Can I love the Church?

“Can I still love the Church?” I asked myself recently. Having been part of the Church for many years as priest and monk, the honeymoon of the first years is over. I have seen a lot, both good and bad. It probably is similar to any relationship. There are things in the Church I love and things I really do not. There are things that bother me and others that sustain me. There is, over and over again, the moment to forgive and the joy to be forgiven.

However, compared to the first fresh view of the Church with the dreams and vision I had for her; the love, beauty, justice, and protection I expected from her; and after many years and experiences, one can feel disillusioned. I see the need for change. I suffer from her weaknesses, from her habitual problems, in parts from her dysfunctionality. I suffer mostly from the potential for evangelization and charity that she is missing out on. Knowing well that I myself am weak, I wonder: Can I still love the Church?

One could answer with Saint Benedict: love the brothers/sisters – hate the failure. In that sense: Yes, it is possible to love the Church by loving the brothers and sisters. However, what if I cannot stand some of them anymore? What if I have a hard time to love all the Church’s brothers and sisters? Pondering in prayer this question, it came to me: yes, I can still love the Church because I love Christ, because the Church is the body of Christ. It is Christ whom we love in the brothers and sisters. Not their sins certainly, but Christ in them. Christ who is present in them. Christ who constantly looks out for the good in them. Who has promised to stay with us. We love the Church because we love Christ. That is what keeps us.

Perhaps we must go even deeper: Why do we love Christ? It is because he loves us. Because he loved us first. It is his constant loving gaze that draws us in. It is his profound unconditional love and respect for us that binds us. It is his trust in us that makes us follow him.

I found the answer: our love to the Church is a response to Christ’s love for us, for me.

Dear Lord, you promised to be with us always, until the end of the age. We trust your promise. Do not leave us, especially, when we are in difficult times. Your love for us is like a “first love”. It never withers. Continue to love us, Lord, and continue to bless your Church.

Good and meek eyes

We have been in quarantine for four weeks already in our monastery at Sant’Anselmo. The new situation is challenging for us, like for everybody during the Corona pandemic. However, all monks are still healthy, and that makes us grateful and humble.

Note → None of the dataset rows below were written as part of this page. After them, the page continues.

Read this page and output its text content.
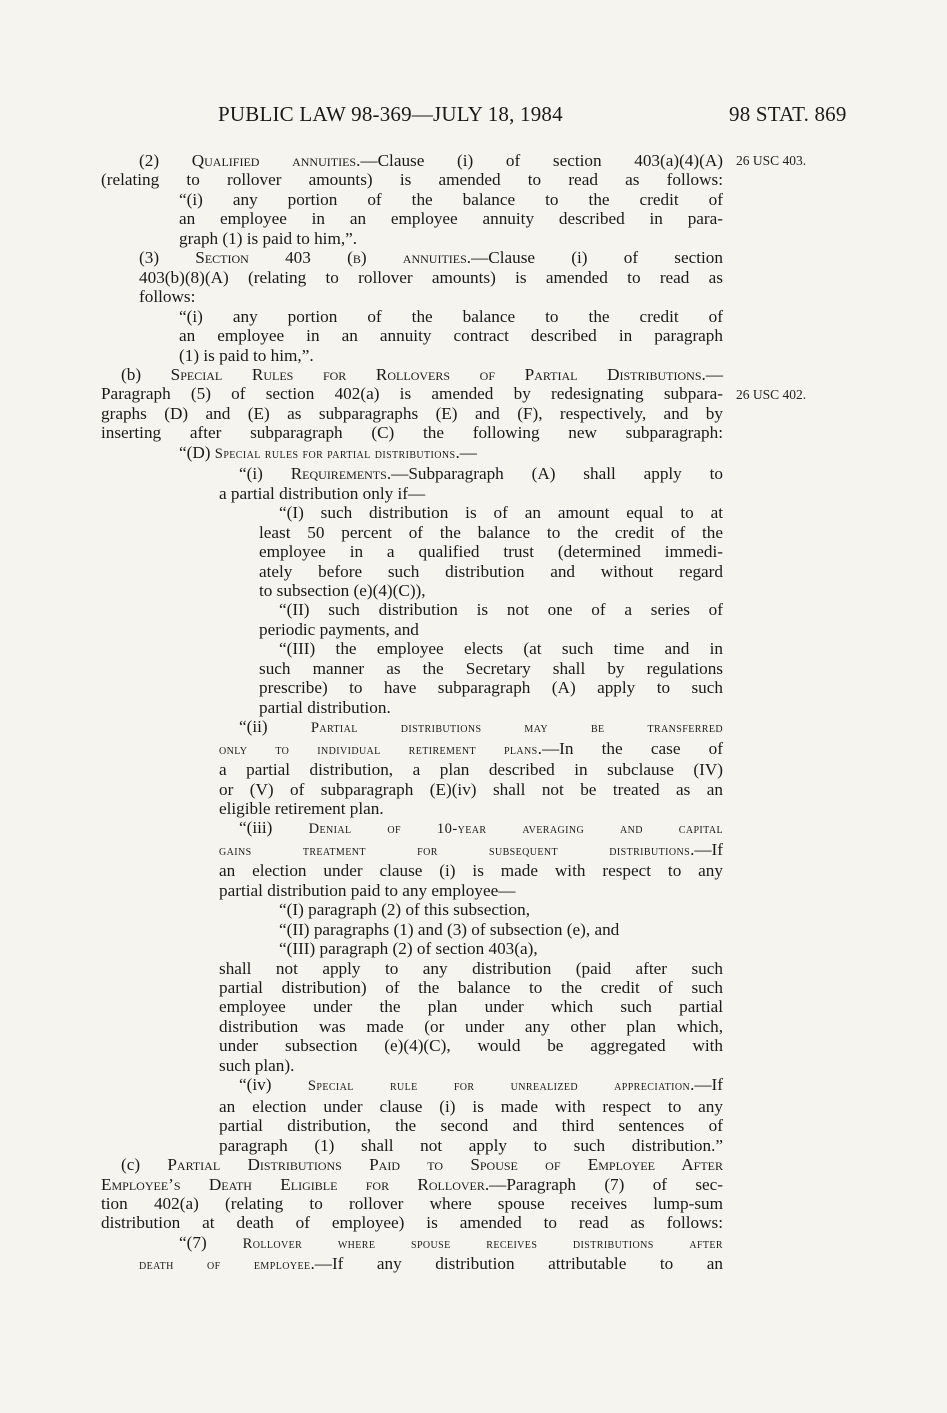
PUBLIC LAW 98-369—JULY 18, 1984	98 STAT. 869
26 USC 403.
26 USC 402.
(2) Qualified annuities.—Clause (i) of section 403(a)(4)(A)
(relating to rollover amounts) is amended to read as follows:
“(i) any portion of the balance to the credit of
an employee in an employee annuity described in para-
graph (1) is paid to him,”.
(3) Section 403 (b) annuities.—Clause (i) of section
403(b)(8)(A) (relating to rollover amounts) is amended to read as
follows:
“(i) any portion of the balance to the credit of
an employee in an annuity contract described in paragraph
(1) is paid to him,”.
(b) Special Rules for Rollovers of Partial Distributions.—
Paragraph (5) of section 402(a) is amended by redesignating subpara-
graphs (D) and (E) as subparagraphs (E) and (F), respectively, and by
inserting after subparagraph (C) the following new subparagraph:
“(D) Special rules for partial distributions.—
“(i) Requirements.—Subparagraph (A) shall apply to
a partial distribution only if—
“(I) such distribution is of an amount equal to at
least 50 percent of the balance to the credit of the
employee in a qualified trust (determined immedi-
ately before such distribution and without regard
to subsection (e)(4)(C)),
“(II) such distribution is not one of a series of
periodic payments, and
“(III) the employee elects (at such time and in
such manner as the Secretary shall by regulations
prescribe) to have subparagraph (A) apply to such
partial distribution.
“(ii) Partial distributions may be transferred
only to individual retirement plans.—In the case of
a partial distribution, a plan described in subclause (IV)
or (V) of subparagraph (E)(iv) shall not be treated as an
eligible retirement plan.
“(iii) Denial of 10-year averaging and capital
gains treatment for subsequent distributions.—If
an election under clause (i) is made with respect to any
partial distribution paid to any employee—
“(I) paragraph (2) of this subsection,
“(II) paragraphs (1) and (3) of subsection (e), and
“(III) paragraph (2) of section 403(a),
shall not apply to any distribution (paid after such
partial distribution) of the balance to the credit of such
employee under the plan under which such partial
distribution was made (or under any other plan which,
under subsection (e)(4)(C), would be aggregated with
such plan).
“(iv) Special rule for unrealized appreciation.—If
an election under clause (i) is made with respect to any
partial distribution, the second and third sentences of
paragraph (1) shall not apply to such distribution.”
(c) Partial Distributions Paid to Spouse of Employee After
Employee’s Death Eligible for Rollover.—Paragraph (7) of sec-
tion 402(a) (relating to rollover where spouse receives lump-sum
distribution at death of employee) is amended to read as follows:
“(7) Rollover where spouse receives distributions after
death of employee.—If any distribution attributable to an
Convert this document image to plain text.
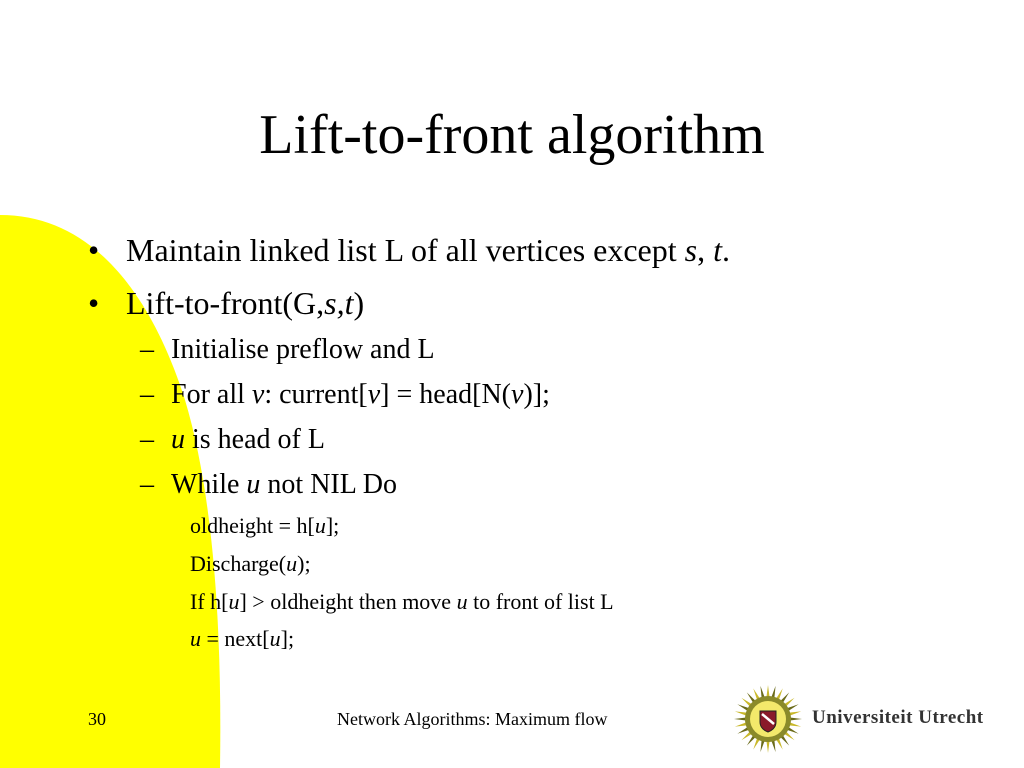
Lift-to-front algorithm
• Maintain linked list L of all vertices except s, t.
• Lift-to-front(G,s,t)
– Initialise preflow and L
– For all v: current[v] = head[N(v)];
– u is head of L
– While u not NIL Do
oldheight = h[u];
Discharge(u);
If h[u] > oldheight then move u to front of list L
u = next[u];
30	Network Algorithms: Maximum flow	Universiteit Utrecht
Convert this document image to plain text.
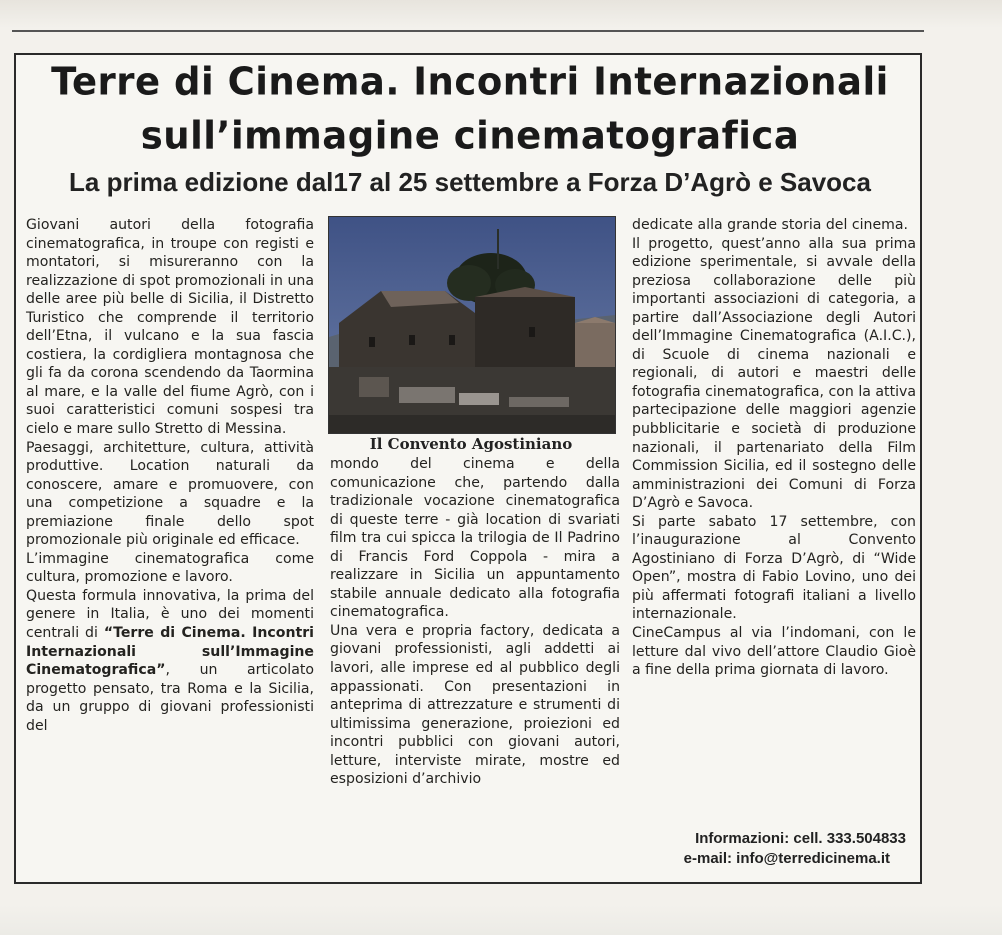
Terre di Cinema. Incontri Internazionali
sull’immagine cinematografica
La prima edizione dal17 al 25 settembre a Forza D’Agrò e Savoca

Giovani autori della fotografia cinematografica, in troupe con registi e montatori, si misureranno con la realizzazione di spot promozionali in una delle aree più belle di Sicilia, il Distretto Turistico che comprende il territorio dell’Etna, il vulcano e la sua fascia costiera, la cordigliera montagnosa che gli fa da corona scendendo da Taormina al mare, e la valle del fiume Agrò, con i suoi caratteristici comuni sospesi tra cielo e mare sullo Stretto di Messina.

Paesaggi, architetture, cultura, attività produttive. Location naturali da conoscere, amare e promuovere, con una competizione a squadre e la premiazione finale dello spot promozionale più originale ed efficace.

L’immagine cinematografica come cultura, promozione e lavoro.

Questa formula innovativa, la prima del genere in Italia, è uno dei momenti centrali di “Terre di Cinema. Incontri Internazionali sull’Immagine Cinematografica”, un articolato progetto pensato, tra Roma e la Sicilia, da un gruppo di giovani professionisti del

Il Convento Agostiniano

mondo del cinema e della comunicazione che, partendo dalla tradizionale vocazione cinematografica di queste terre - già location di svariati film tra cui spicca la trilogia de Il Padrino di Francis Ford Coppola - mira a realizzare in Sicilia un appuntamento stabile annuale dedicato alla fotografia cinematografica.

Una vera e propria factory, dedicata a giovani professionisti, agli addetti ai lavori, alle imprese ed al pubblico degli appassionati. Con presentazioni in anteprima di attrezzature e strumenti di ultimissima generazione, proiezioni ed incontri pubblici con giovani autori, letture, interviste mirate, mostre ed esposizioni d’archivio

dedicate alla grande storia del cinema.

Il progetto, quest’anno alla sua prima edizione sperimentale, si avvale della preziosa collaborazione delle più importanti associazioni di categoria, a partire dall’Associazione degli Autori dell’Immagine Cinematografica (A.I.C.), di Scuole di cinema nazionali e regionali, di autori e maestri delle fotografia cinematografica, con la attiva partecipazione delle maggiori agenzie pubblicitarie e società di produzione nazionali, il partenariato della Film Commission Sicilia, ed il sostegno delle amministrazioni dei Comuni di Forza D’Agrò e Savoca.

Si parte sabato 17 settembre, con l’inaugurazione al Convento Agostiniano di Forza D’Agrò, di “Wide Open”, mostra di Fabio Lovino, uno dei più affermati fotografi italiani a livello internazionale.

CineCampus al via l’indomani, con le letture dal vivo dell’attore Claudio Gioè a fine della prima giornata di lavoro.

Informazioni: cell. 333.504833

e-mail: info@terredicinema.it
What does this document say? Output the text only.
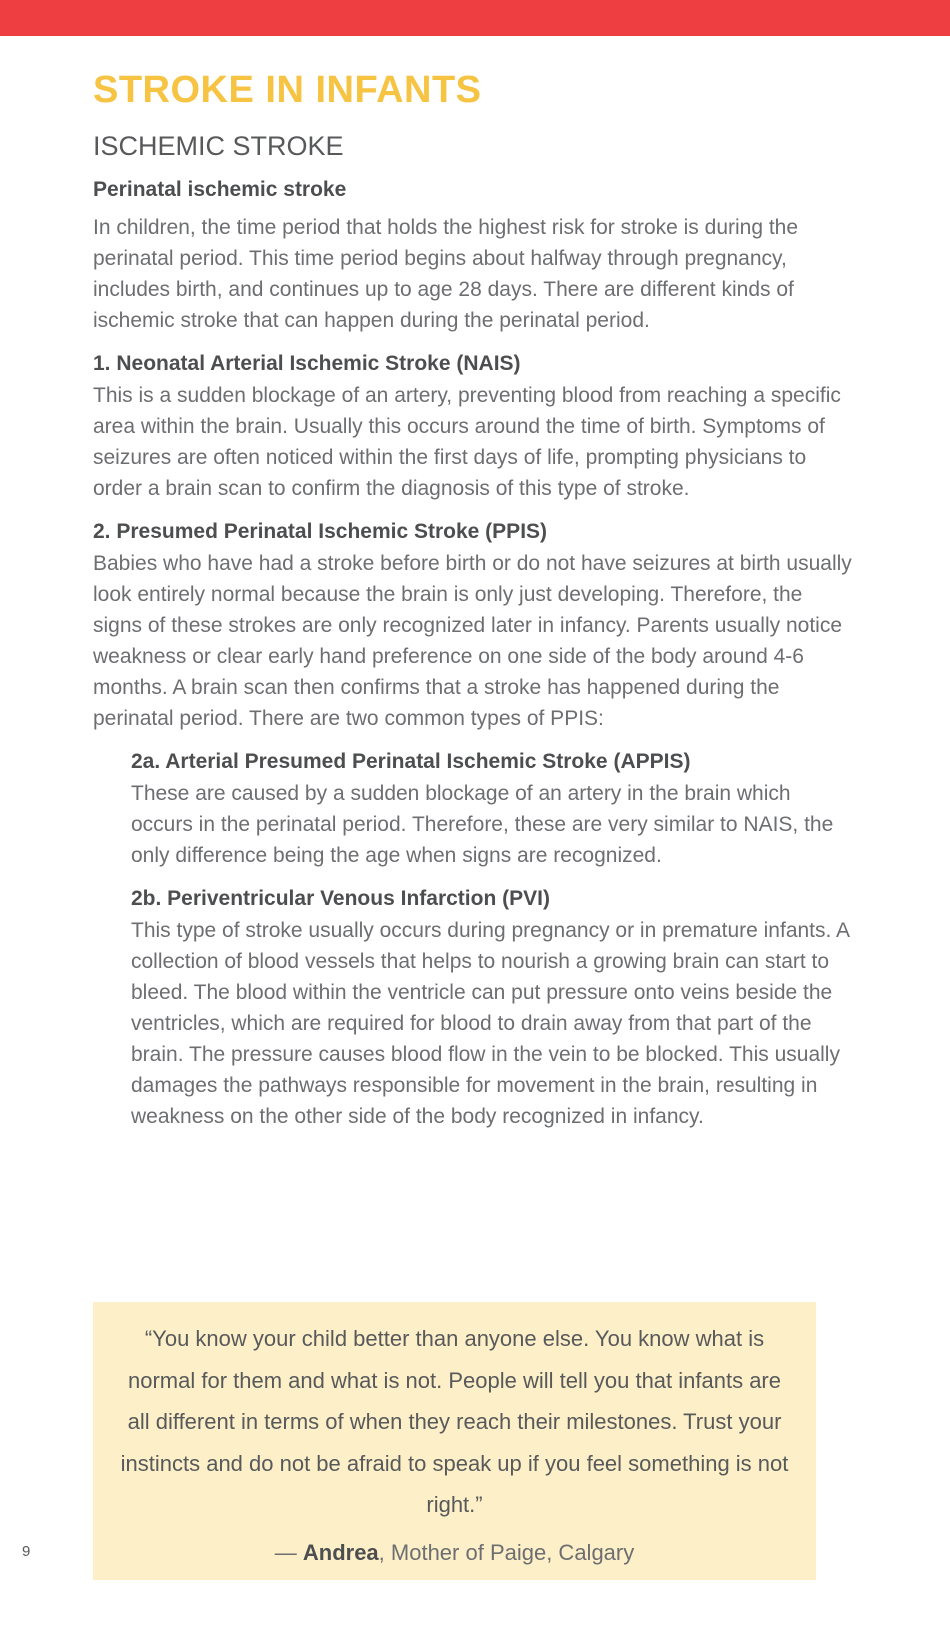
STROKE IN INFANTS
ISCHEMIC STROKE
Perinatal ischemic stroke

In children, the time period that holds the highest risk for stroke is during the perinatal period. This time period begins about halfway through pregnancy, includes birth, and continues up to age 28 days. There are different kinds of ischemic stroke that can happen during the perinatal period.

1. Neonatal Arterial Ischemic Stroke (NAIS)

This is a sudden blockage of an artery, preventing blood from reaching a specific area within the brain. Usually this occurs around the time of birth. Symptoms of seizures are often noticed within the first days of life, prompting physicians to order a brain scan to confirm the diagnosis of this type of stroke.

2. Presumed Perinatal Ischemic Stroke (PPIS)

Babies who have had a stroke before birth or do not have seizures at birth usually look entirely normal because the brain is only just developing. Therefore, the signs of these strokes are only recognized later in infancy. Parents usually notice weakness or clear early hand preference on one side of the body around 4-6 months. A brain scan then confirms that a stroke has happened during the perinatal period. There are two common types of PPIS:

2a. Arterial Presumed Perinatal Ischemic Stroke (APPIS)

These are caused by a sudden blockage of an artery in the brain which occurs in the perinatal period. Therefore, these are very similar to NAIS, the only difference being the age when signs are recognized.

2b. Periventricular Venous Infarction (PVI)

This type of stroke usually occurs during pregnancy or in premature infants. A collection of blood vessels that helps to nourish a growing brain can start to bleed. The blood within the ventricle can put pressure onto veins beside the ventricles, which are required for blood to drain away from that part of the brain. The pressure causes blood flow in the vein to be blocked. This usually damages the pathways responsible for movement in the brain, resulting in weakness on the other side of the body recognized in infancy.

“You know your child better than anyone else. You know what is normal for them and what is not. People will tell you that infants are all different in terms of when they reach their milestones. Trust your instincts and do not be afraid to speak up if you feel something is not right.”

— Andrea, Mother of Paige, Calgary

9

Every day I learn something new. For example, I noticed that in a crisis like this things surface that we can hide in normal times. Usually, there are many ways of avoiding in a community. Now this is no longer possible. We are – one could say – naked. On one hand, new parts of us appear–new creativity, spontaneity, a sense of responsibility, a readiness to selfless giving and support. On the other hand, our weaknesses that we do not want others to see, lie bare. I believe every relationship has secrets and that does not destroy it. Maybe in contrary. Now, however, we are together continuously, and are left uncovered. We see ourselves as we are, more aware of our bad habits–emotions erupt, perhaps from ancient tensions that were latent, but with which we could deal. In a situation of stress, it becomes more difficult.

What are the remedies? It helps me to remind myself that God is looking at us with his good and mild eyes. This is what I am also supposed to do: be good with myself, good and patient and meek. But also, be good and patient with my neighbors–To not judge them, to be merciful with them, to forgive them for how they are.

In paradise, we were naked in God’s eyes, but we did not notice it. When we let us be looked at by him, in these days, we can discover a new and good way to treat each other.

Lord, look at me. If I don’t like to see myself, look at me. If I don’t like to see the others, look at them. Your heart is so much bigger than ours. Cleanse me during this time, make my heart wider, my eyes milder and my faith deeper. Forgive me as I forgive my neighbors.